Como os protestos logo se fizeram ouvir, o ministério de Vieira da Silva apressou-se a garantir que este apoio não é exclusivo para os trabalhadores da Autoeuropa, e que ele está previsto ao abrigo de “acordos de cooperação” estabelecidos com IPSS. Compete agora à comunicação social apurar onde esses acordos estão em vigor e quem pode aceder a eles. Ou muito me engano, ou só estarão disponíveis para empresas de grande dimensão, precisamente aquelas que poderiam pagá-los. Pergunto: qual é a boa justificação social para os contribuintes se substituírem aos accionistas da Volkswagen no pagamento de creches para os filhos dos seus casais trabalhadores?

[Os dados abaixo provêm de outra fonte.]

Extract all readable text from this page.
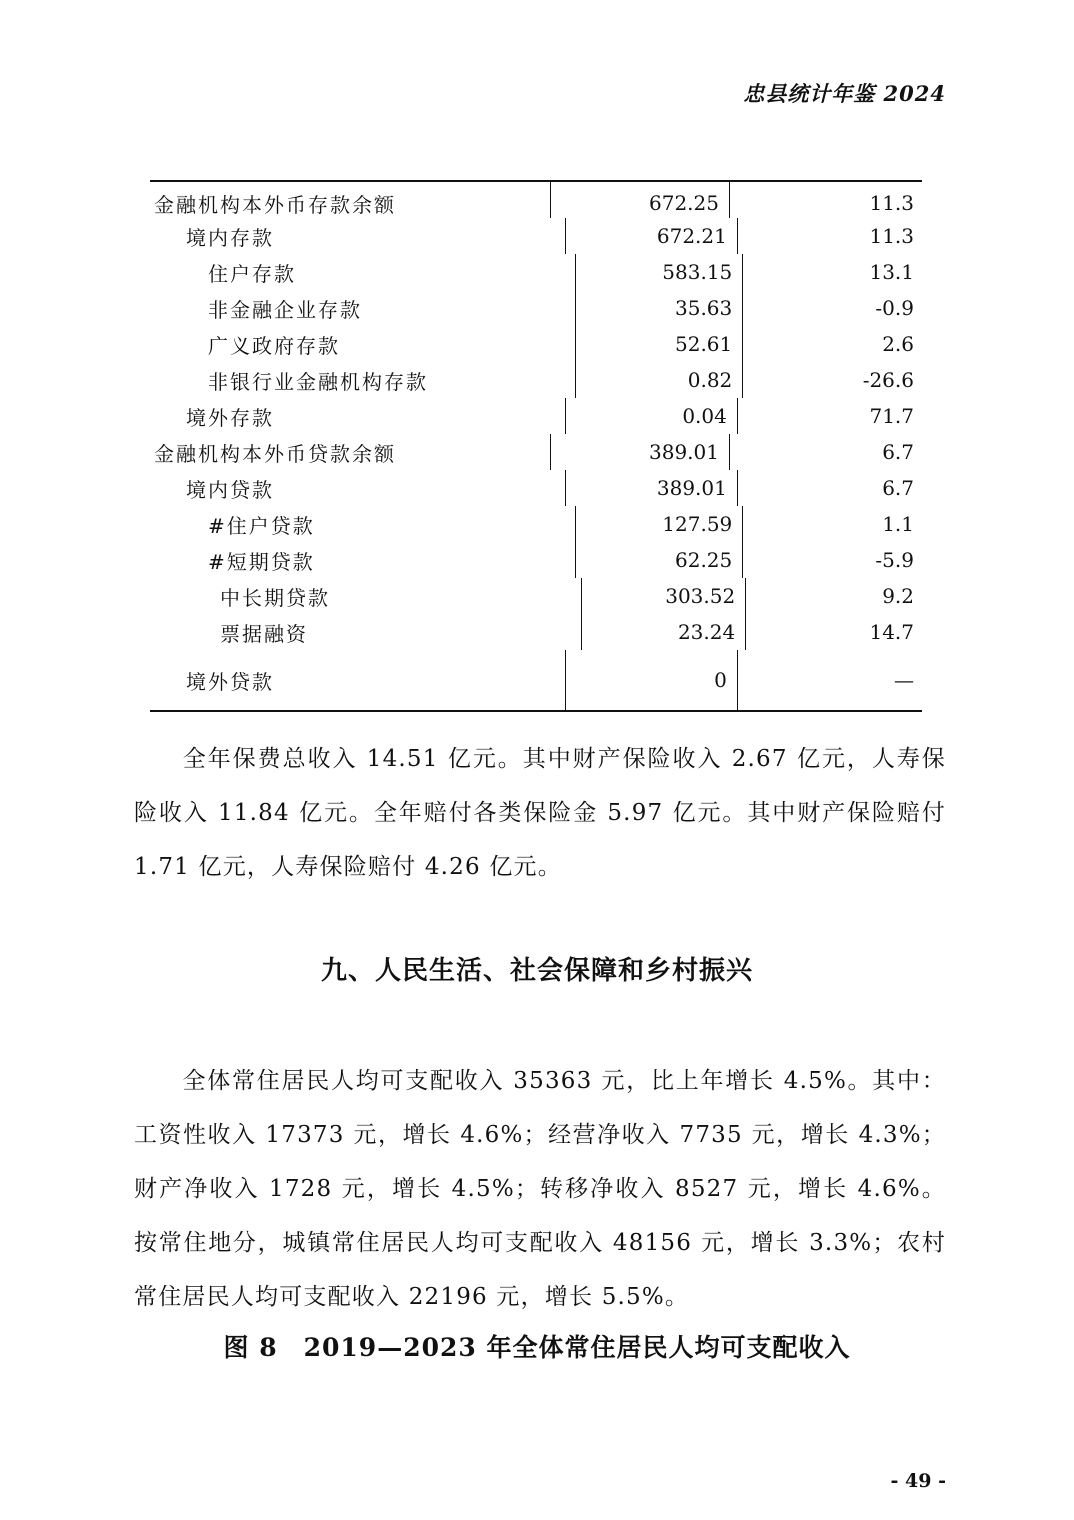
忠县统计年鉴 2024
金融机构本外币存款余额	672.25	11.3
境内存款	672.21	11.3
住户存款	583.15	13.1
非金融企业存款	35.63	-0.9
广义政府存款	52.61	2.6
非银行业金融机构存款	0.82	-26.6
境外存款	0.04	71.7
金融机构本外币贷款余额	389.01	6.7
境内贷款	389.01	6.7
#住户贷款	127.59	1.1
#短期贷款	62.25	-5.9
中长期贷款	303.52	9.2
票据融资	23.24	14.7
境外贷款	0	—
全年保费总收入 14.51 亿元。其中财产保险收入 2.67 亿元，人寿保险收入 11.84 亿元。全年赔付各类保险金 5.97 亿元。其中财产保险赔付 1.71 亿元，人寿保险赔付 4.26 亿元。
九、人民生活、社会保障和乡村振兴
全体常住居民人均可支配收入 35363 元，比上年增长 4.5%。其中：工资性收入 17373 元，增长 4.6%；经营净收入 7735 元，增长 4.3%；财产净收入 1728 元，增长 4.5%；转移净收入 8527 元，增长 4.6%。按常住地分，城镇常住居民人均可支配收入 48156 元，增长 3.3%；农村常住居民人均可支配收入 22196 元，增长 5.5%。
图 8　2019—2023 年全体常住居民人均可支配收入
- 49 -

Uma coisa é o Estado apoiar o investimento estrangeiro, com condições privilegiadas para a instalação de fábricas, ou com uma redução generalizada do IRC para facilitar a vida às empresas. Concordo com tudo isso. Outra coisa, bem diferente, é irem mais uma vez ao nosso bolso para pagar a produção do novo T-Roc. Eu não quero ter nada a ver com o conflito na Autoeuropa. Agradecia que o conflito na Autoeuropa também não quisesse ter nada a ver comigo.